You’ll want to hang tight when reading ‘The New Iberia Blues’

You’ll want to hang tight when reading ‘The New Iberia Blues’

Your hand is deep in a bucket of crunchy goodness.

Without popcorn, a movie is just a bunch of flickering lights, a series of stills in a row, a story that begs for butter and extra salt. Without popcorn, a film is deadly dull or, as in the new book “The New Iberia Blues” by James Lee Burke — it’s just deadly.

Desmond Cormeir had a rough raising up.

Born in a truck stop parking lot and quickly abandoned, he was bullied as a child by peers and adults and he always seemed to be abashed about his Cajun background. Detective Dave Robicheaux knew Cormeir then and he watched as the boy made something of himself. Robicheaux was just as proud as anyone when Cormeir became a successful filmmaker and returned to Louisiana, to his roots.

When Lucinda Arceneaux was pulled from the waters surrounding Cormeir’s house, Robicheaux figured his pride was misplaced. Lucinda had died gently, but her corpse was defiled and left in a disturbing manner. Cormeir lied about seeing the body but, oddly, he wasn’t the person Robicheaux had his eye on; instead, Cormeir’s roommate, Antoine Butterworth, seemed to be the man to watch.

Robicheaux’s new partner, a young woman by the name of Bailey Ribbons didn’t trust Butterworth. Neither did Clete Purcel, Robicheaux’s former beat partner and best friend. Butterworth was a truly strange man… but was he a murderer?

When a local fisherman was discovered rotting in a fishing net with a spear through his middle, it was obvious that someone was, possibly Hugo Tillinger, an escaped Texas convict who was spotted diving into a nearby bayou to hide. Or maybe it was Smiley Wimple, once mistaken as dead and as dangerously addled as ever. And yes, the killer could have been Butterworth.

But there was something unusual about the bodies being found: each had some tie to a tarot deck. Each corpse corresponded to a card. Each subsequent death was becoming more and more violently gruesome.

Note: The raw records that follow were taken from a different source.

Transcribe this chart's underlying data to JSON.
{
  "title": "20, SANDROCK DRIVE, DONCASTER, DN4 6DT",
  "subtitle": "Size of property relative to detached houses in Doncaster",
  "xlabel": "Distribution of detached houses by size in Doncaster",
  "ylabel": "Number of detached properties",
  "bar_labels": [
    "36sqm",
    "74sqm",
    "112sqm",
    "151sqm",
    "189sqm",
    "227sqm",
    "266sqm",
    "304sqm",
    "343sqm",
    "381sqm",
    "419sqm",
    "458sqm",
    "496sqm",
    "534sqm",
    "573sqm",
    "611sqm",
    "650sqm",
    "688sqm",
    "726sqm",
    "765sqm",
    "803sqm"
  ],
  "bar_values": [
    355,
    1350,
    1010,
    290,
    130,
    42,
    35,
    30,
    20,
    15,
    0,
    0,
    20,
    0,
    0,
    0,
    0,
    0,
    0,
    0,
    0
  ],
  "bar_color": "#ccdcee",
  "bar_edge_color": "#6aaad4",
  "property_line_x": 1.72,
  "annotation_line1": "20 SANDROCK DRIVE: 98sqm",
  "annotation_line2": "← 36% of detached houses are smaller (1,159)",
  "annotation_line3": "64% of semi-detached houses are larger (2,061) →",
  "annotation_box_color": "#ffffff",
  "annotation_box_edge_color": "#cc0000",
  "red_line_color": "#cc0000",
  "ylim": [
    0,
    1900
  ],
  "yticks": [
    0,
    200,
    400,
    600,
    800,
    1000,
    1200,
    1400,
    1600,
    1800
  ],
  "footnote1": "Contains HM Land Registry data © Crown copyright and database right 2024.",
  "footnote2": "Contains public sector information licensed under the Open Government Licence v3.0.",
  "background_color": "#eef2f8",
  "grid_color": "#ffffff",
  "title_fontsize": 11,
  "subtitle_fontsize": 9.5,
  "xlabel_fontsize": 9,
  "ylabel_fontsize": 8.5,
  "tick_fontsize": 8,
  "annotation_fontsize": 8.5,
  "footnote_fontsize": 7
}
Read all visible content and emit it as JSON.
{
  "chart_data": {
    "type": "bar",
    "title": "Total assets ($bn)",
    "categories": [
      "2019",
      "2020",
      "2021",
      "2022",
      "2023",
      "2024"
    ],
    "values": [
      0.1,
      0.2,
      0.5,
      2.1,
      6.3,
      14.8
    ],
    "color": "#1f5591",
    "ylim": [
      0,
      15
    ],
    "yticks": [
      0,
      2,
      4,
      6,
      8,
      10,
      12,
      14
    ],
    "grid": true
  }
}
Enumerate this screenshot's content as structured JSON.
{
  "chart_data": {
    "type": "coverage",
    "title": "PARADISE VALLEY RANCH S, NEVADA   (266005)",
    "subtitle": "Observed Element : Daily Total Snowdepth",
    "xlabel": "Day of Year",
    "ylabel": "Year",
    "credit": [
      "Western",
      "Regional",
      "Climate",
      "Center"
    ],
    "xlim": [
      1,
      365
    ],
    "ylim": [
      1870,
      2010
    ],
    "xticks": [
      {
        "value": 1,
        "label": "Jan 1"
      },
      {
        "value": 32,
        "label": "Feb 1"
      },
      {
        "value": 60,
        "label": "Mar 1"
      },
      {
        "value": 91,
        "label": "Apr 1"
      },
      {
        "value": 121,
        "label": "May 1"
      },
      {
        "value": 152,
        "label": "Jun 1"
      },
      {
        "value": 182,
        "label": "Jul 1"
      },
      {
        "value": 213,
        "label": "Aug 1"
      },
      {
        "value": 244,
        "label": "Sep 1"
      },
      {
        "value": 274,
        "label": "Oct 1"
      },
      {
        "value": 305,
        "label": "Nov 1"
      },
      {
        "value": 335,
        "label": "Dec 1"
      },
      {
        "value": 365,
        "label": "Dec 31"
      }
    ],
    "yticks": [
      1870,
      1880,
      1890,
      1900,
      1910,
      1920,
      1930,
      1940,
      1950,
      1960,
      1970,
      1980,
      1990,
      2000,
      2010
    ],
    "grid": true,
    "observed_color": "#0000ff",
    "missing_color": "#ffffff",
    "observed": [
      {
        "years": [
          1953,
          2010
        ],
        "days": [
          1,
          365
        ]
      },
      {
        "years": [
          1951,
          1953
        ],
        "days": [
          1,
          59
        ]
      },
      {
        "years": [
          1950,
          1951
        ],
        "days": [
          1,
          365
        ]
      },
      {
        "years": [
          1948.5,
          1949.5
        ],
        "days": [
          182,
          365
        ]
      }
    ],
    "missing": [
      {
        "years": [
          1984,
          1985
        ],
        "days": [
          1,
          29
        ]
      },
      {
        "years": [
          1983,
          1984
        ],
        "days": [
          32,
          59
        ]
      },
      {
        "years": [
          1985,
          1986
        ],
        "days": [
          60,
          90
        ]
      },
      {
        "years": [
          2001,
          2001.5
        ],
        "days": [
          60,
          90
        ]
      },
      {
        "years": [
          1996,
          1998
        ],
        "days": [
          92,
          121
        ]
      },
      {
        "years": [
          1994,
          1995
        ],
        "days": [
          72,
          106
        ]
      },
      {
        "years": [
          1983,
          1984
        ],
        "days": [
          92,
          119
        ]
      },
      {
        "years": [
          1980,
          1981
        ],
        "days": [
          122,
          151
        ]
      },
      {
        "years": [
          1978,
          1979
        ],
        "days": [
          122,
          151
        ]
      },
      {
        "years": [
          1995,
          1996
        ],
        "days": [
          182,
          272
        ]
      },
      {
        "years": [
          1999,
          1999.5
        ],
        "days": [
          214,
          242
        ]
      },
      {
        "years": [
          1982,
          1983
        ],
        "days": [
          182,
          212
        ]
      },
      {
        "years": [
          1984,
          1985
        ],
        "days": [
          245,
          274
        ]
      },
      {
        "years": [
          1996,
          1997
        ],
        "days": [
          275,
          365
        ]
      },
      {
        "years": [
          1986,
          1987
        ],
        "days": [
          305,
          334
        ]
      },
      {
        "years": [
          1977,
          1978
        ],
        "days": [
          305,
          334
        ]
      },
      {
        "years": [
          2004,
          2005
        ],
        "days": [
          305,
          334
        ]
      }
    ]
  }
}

And each was getting closer to Dave Robicheaux.

Reading “The New Iberia Blues” is like sitting on a folding chair during a tornado: you’re sucked in, tipped around, lose your grip and get a whole lot queasy before things smooth out for a minute. As it is with tornadoes and Dave Robicheaux novels, though, things ain’t over ‘til they’re over.

The only thing to do is to hang on tight, then, and keep this word handy because you’re going to need it: “ARGH!”

You’ll need it for the twists that discombobulate even the most determined armchair sleuth; try as you might, forget pre-solving this novel. Know that (argh!) bad things happen to good characters you’ve come to like in this series. And know that this book ends, and you’ll eventually have to leave the world that author James Lee Burke has placed you in. Argh!

Indeed, filled with spookiness, spirituality, and slayings a-plenty, this may be the best, most hard-to-figure-out Robicheaux novel yet. Get your hands on it today, because “The New Iberia Blues” positively pops.